Zac Boyer will be entering his third season covering the Washington Redskins for The Free Lance-Star this fall. Make sure to follow Zac on Twitter (@ZacBoyer) for the latest updates or e-mail him with any questions at email@example.com.
Redskins OL coach Chris Foerster: “Everybody starts with a clean slate.”
New Redskins offensive line coach Chris Foerster stopped by today to talk about Trent Williams, and we took the opportunity to get some insight about the line as a whole.
Foerster is charged with improving one of the weakest links on this team from a year ago, and he’s optimistic about his chances for several reasons. First and foremost, he believes Mike Shanahan’s scheme will elicit the best production from the group.
Before I get to the interview, which I found generally enlightening, I’ll start by mentioning that Foerster currently envisions the starting line as: LT Trent Williams, LG Derrick Docker, C Casey Rabach, RG Mike Williams, RT Artis Hicks.

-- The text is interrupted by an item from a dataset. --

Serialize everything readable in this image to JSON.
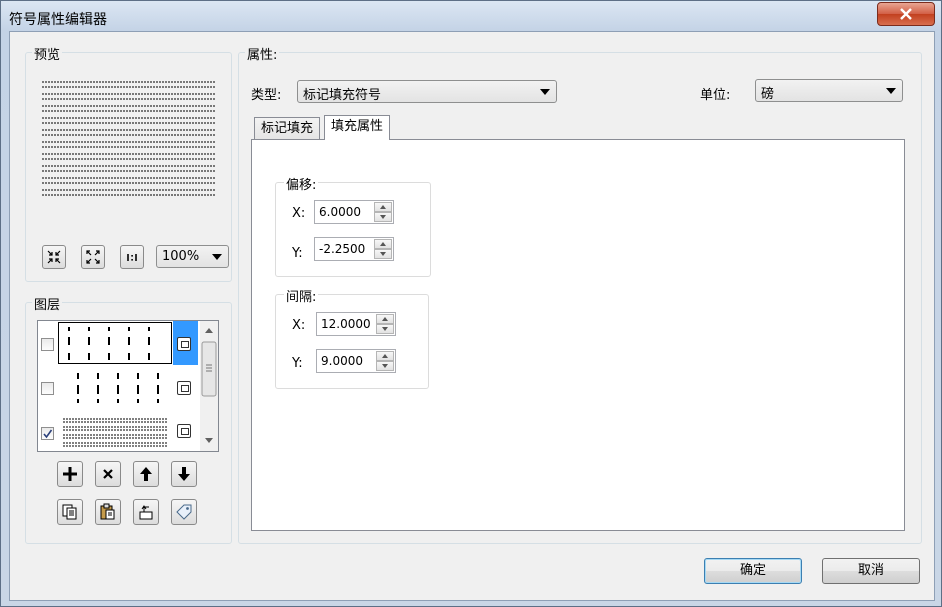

As for Stephon Heyer, who played left tackle with the first-string during minicamp last weekend: “We’ve yet to discuss all that right now,” he said.
Here are the highlights from the interview:
What are your early impressions of the line, as a whole?
“It’s a good group of guys, very hard-working. It’s still very early in the process for me. Obviously you do evaluations coming in, but really everybody starts with a clean slate. We’ve had the first minicamp. The guys worked very, very hard. They were very diligent about learning the offense and working hard in drill work and in team periods. I was impressed with the guys. They did a nice job.”
Do you forsee Artis Hicks filling a utility role or you want him to stick at one position?
“I think Artis is a guy that when you put him in one position and let him play there, I think he’ll do a fine job of developing at that position, whatever it is. Sometimes players have flexibility. It’s a blessing and a curse. It’s a blessing because you’re on a team and you do well at a lot of different spots, and other times you don’t get a chance to be good at one spot. We’re leaving him in that one spot right now and hoping he develops and flourishes into a really good, quality starting player at that position.”
Mike Williams’ career is starting over at guard, huh?
“You see can there’s a ton of ability in Mike Williams’ body there that shows why he was the No. 4 pick [in 2002]. Putting him inside at this point in his career is good for him. It brings things a little bit closer to him. There’s a tremendous amount of explosion strength and athletic ability for a guy of his size. And he’s worked so very hard to get himself in shape. He’s still working very, very hard to do that. It’s kind of exciting to watch this guy develop as a guard. He’s raw at the position. He’s not had a lot of time at guard, and so he still has a lot of developing to do at the position. But right now he’s done everything that we could ask him to put himself in the position to help us there.”
What’s his weight these days?
Mike has been in the 320s. when guys start weighing over 300 pounds, five or ten pounds here and there isn’t very much. What do they say? It’s like a deck chair off the Queen Mary. He definitely is at a very manageable weight.(Remember that Williams weighed 450 pounds at his heaviest before he was signed last year.)
How much does Mike Shanahan’s scheme, in particular, help an offensive line?
“This is a very good system for offensive linemen. They do a lot of different things that do help linemen. The one thing that the linemen have to be willing to do is run. This zone-blocking scheme, now, there will be a mix of power. There’s going to be the zone-blocking scheme that you all have heard a lot about. But this is a very good system for offensive linemen.
“Really, we’re on the offensive. We’re not taking it on the chin all the time from the defense. There’s a lot of this offense that fits very, very well together—the passing game complements the running game, the running game complements the play-action game, and so on and so forth, to make it for the offensive line, so it’s not the quarterback in the same place every time, the same run where the linemen get to anchor down. We make those guys run and defend the field sideline to sideline, run and pass, which really helps offensive linemen and hopefully will help our guys develop more quickly.”
Does last year’s zone-blocking scheme give these guys a good foundation for your new scheme?
“In the NFL, a lot of people are doing the same things. Obviously everybody runs a version of the outside running game. Our commitment to it will be the difference, maybe, between what they did here last year. I can’t speak much on what they did, but obviously there are some similarities and a lot of these guys have run the zone blocking scheme before. All the players have done some form of it. It’s just a matter of us all getting on the same page with how we do it here.”
…After reading Foerster’s words and taking into account last night’s pick of Trent Williams, what are you thinking about the offensive line as a whole? What spots do you think the Redskins still should address?